The story is never narrated, but rather allows the words and views of its subjects to intimately connect with the audience. Much of the story is shown through the eyes of the children of a Pakistani orphanage run by the Edhi Foundation, which is a nonprofit organization that offers anything from emergency services to mental habitats. Many of these children are runaways and look to the orphanage as a way to find a kind of freedom from the lives they left behind.
However, that freedom would seem odd to many, as most of the kids’ time is spent in a single long hallway with barred windows and doors. They entertain themselves with the stone benches that line the hallway or by slapping one another on the head during their daily prayers. These playful fights between the boys are common throughout the film, but on more than one occasion they turn into serious scuffles.
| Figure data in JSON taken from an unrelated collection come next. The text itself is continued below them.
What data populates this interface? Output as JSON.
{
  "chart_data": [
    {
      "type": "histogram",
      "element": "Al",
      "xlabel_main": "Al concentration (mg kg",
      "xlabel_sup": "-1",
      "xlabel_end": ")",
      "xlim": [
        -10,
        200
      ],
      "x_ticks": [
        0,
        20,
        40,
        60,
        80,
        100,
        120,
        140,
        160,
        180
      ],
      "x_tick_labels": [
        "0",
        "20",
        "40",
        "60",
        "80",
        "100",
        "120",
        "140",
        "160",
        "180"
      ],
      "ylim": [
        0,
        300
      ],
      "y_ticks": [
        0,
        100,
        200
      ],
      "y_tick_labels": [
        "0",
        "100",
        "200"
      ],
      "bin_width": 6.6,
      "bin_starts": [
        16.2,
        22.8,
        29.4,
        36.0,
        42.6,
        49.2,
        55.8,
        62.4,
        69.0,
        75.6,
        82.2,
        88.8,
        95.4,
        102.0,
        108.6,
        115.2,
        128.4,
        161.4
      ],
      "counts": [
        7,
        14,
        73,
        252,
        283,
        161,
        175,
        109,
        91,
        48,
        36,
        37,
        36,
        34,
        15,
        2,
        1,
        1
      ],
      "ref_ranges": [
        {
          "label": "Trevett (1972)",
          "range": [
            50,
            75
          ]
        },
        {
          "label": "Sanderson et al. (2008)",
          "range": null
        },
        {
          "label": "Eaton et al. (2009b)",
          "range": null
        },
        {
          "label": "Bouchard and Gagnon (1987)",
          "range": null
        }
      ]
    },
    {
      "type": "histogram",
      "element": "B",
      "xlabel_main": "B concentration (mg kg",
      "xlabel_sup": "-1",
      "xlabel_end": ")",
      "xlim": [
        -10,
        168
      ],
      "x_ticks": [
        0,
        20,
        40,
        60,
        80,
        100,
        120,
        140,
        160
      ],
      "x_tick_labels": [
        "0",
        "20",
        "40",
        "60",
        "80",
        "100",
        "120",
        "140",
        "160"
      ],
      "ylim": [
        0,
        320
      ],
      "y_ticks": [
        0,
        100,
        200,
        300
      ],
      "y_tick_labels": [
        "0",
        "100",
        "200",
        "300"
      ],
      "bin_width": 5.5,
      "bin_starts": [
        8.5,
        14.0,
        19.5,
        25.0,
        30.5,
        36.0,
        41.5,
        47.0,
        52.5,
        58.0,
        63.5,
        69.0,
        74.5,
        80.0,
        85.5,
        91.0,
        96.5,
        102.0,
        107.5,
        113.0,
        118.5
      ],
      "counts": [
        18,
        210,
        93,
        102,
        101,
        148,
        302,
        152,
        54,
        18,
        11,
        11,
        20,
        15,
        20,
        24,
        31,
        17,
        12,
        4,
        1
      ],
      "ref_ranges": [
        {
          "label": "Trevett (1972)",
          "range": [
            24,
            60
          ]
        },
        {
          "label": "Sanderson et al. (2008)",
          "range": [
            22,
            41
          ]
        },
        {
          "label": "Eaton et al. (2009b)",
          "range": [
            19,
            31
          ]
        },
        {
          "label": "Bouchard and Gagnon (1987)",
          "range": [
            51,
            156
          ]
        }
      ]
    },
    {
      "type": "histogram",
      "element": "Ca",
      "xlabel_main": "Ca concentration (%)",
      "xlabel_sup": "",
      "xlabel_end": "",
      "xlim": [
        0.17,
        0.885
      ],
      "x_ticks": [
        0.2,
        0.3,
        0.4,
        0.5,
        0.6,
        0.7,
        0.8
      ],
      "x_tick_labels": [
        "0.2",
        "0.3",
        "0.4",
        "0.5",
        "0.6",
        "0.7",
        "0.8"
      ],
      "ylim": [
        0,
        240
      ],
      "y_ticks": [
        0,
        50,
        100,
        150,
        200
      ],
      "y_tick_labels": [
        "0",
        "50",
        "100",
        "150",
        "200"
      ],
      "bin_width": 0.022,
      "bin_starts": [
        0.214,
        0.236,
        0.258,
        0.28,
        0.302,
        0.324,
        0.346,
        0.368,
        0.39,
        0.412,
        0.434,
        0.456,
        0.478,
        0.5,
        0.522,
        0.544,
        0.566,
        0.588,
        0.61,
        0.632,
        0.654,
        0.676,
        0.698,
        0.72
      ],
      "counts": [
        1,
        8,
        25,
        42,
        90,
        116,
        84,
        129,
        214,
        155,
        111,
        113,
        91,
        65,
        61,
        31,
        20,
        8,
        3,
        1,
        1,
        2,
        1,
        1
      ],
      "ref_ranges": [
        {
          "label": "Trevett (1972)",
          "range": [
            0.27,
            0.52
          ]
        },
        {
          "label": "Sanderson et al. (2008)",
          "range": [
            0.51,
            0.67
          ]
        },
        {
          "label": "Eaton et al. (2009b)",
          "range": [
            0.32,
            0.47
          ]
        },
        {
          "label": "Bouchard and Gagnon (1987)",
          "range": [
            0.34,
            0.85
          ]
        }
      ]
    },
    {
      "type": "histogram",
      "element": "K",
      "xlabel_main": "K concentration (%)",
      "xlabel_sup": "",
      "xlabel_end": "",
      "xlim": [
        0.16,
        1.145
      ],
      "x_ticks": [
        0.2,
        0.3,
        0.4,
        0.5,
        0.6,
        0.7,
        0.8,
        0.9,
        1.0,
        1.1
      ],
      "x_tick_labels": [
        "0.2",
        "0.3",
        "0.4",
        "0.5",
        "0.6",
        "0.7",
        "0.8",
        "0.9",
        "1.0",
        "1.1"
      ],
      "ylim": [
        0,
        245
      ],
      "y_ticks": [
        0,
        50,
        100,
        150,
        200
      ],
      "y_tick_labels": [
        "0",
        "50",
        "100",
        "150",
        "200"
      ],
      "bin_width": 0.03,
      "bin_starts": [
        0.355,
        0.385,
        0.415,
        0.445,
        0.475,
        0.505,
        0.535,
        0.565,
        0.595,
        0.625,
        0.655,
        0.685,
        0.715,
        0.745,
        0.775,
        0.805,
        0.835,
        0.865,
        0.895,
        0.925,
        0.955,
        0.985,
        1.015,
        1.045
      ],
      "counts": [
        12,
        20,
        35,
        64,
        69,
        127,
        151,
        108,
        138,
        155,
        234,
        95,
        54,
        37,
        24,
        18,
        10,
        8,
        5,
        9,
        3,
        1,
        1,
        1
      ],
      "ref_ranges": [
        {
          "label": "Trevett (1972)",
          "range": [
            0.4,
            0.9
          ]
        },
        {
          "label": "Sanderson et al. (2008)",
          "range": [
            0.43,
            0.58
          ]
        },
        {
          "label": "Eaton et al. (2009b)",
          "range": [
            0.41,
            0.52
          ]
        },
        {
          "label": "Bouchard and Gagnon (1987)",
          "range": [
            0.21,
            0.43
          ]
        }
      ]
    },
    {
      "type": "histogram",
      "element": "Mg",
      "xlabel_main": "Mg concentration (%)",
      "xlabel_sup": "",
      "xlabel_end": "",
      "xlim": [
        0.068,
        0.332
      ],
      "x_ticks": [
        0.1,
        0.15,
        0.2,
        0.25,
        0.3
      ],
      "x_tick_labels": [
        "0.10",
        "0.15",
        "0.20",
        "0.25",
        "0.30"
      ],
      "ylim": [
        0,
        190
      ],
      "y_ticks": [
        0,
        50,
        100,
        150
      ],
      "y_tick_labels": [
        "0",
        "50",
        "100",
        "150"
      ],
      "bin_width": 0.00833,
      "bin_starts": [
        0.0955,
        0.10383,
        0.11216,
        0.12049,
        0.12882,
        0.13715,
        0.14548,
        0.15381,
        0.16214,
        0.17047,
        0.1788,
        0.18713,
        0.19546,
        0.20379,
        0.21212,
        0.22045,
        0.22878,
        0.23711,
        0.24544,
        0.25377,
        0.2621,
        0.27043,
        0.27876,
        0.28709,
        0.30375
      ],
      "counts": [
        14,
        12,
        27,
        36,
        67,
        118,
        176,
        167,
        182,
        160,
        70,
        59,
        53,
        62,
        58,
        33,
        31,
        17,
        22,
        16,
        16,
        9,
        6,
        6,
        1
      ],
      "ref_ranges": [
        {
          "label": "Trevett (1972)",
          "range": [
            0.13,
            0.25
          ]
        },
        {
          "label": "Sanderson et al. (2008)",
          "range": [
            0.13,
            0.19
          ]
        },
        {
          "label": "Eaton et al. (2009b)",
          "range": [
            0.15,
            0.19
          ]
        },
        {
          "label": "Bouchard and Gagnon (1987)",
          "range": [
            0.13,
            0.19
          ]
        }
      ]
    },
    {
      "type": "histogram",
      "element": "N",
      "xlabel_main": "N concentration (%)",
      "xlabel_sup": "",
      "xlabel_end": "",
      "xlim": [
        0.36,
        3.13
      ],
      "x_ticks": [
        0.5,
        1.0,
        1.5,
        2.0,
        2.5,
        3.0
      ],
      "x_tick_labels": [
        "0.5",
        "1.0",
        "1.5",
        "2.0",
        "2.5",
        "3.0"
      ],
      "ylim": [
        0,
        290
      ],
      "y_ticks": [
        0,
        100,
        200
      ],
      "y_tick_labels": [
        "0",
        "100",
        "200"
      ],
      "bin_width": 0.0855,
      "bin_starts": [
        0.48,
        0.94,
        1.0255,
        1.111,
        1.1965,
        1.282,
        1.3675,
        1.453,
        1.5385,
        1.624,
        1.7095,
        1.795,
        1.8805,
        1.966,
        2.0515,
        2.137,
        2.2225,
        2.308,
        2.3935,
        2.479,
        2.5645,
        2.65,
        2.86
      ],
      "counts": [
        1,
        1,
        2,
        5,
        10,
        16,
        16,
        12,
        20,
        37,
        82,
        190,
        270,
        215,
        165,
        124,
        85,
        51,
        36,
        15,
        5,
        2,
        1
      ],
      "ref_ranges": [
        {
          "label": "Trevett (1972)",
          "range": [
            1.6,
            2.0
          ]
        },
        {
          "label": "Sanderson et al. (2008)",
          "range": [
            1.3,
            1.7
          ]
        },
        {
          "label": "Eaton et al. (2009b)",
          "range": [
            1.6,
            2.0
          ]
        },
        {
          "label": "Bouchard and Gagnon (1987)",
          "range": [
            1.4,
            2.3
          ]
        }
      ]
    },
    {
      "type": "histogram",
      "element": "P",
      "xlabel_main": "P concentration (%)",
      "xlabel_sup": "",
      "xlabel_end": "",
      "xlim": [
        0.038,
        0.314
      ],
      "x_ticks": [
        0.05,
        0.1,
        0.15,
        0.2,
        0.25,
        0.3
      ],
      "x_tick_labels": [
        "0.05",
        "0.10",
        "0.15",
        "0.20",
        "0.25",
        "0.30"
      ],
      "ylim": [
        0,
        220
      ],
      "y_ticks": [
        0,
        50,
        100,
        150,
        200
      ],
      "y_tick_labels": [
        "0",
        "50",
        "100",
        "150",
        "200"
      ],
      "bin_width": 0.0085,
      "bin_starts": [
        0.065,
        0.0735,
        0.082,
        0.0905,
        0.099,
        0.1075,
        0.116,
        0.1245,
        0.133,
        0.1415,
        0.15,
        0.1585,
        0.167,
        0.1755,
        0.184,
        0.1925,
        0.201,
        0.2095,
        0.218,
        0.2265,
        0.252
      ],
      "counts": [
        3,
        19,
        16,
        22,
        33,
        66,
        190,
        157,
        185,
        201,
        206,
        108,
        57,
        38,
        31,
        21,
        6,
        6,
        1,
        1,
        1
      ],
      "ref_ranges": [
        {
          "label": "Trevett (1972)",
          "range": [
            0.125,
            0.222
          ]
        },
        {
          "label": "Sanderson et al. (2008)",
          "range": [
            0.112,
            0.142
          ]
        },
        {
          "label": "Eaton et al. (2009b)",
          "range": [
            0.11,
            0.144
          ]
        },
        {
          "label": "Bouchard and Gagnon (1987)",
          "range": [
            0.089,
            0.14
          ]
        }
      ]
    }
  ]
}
Omar, a young boy at the orphanage, is the central character for much of the film. Early on he displays a dislike for his parents and demonstrates his faith in God. He is also the most physical of any of the boys. His constant punching and slapping of his friend Shehr initially is shown as a form of affection, but later his attitude toward the rest of the boys becomes that of frustration when Shehr leaves the orphanage.
A story like Omar’s is all too common among the boys in the orphanage. Many left home to find a better life, but a few of the boys do return home, Omar included. They have found their life at home hard, but they soon find out how much they miss it during their time at the orphanage.
Asad, an ambulance driver that works in the Edhi Foundation, is made responsible for bringing some of the boys home. Through these scenes, the audience catches a glimpse of the poor economic state of the country and even the sluggish nature of some of the ambulance drivers. Many of them complain about the poor pay, but few actually want to do their own work.
The founder of the Edhi Foundation, Abdul Sitar Edhi, has led his life trying to do good for others. His time in the film is short, but he helps show the spirit and drive of what his organization attempts to do for the country. Unfortunately, he doesn’t have the greatest means to help these people, and the government’s lack of support doesn’t help either.
For a film that the directors feel is still a “work in progress,” These Birds Walk feels anything but incomplete. Each scene builds a tension and frustration for the situation of these children and the citizens of Pakistan that weighs down on the viewer. There were laughs, there were gasps, and few could say the film didn’t touch them. Mullick and Tariq were successful in their goal of touching the humanity of those who viewed it.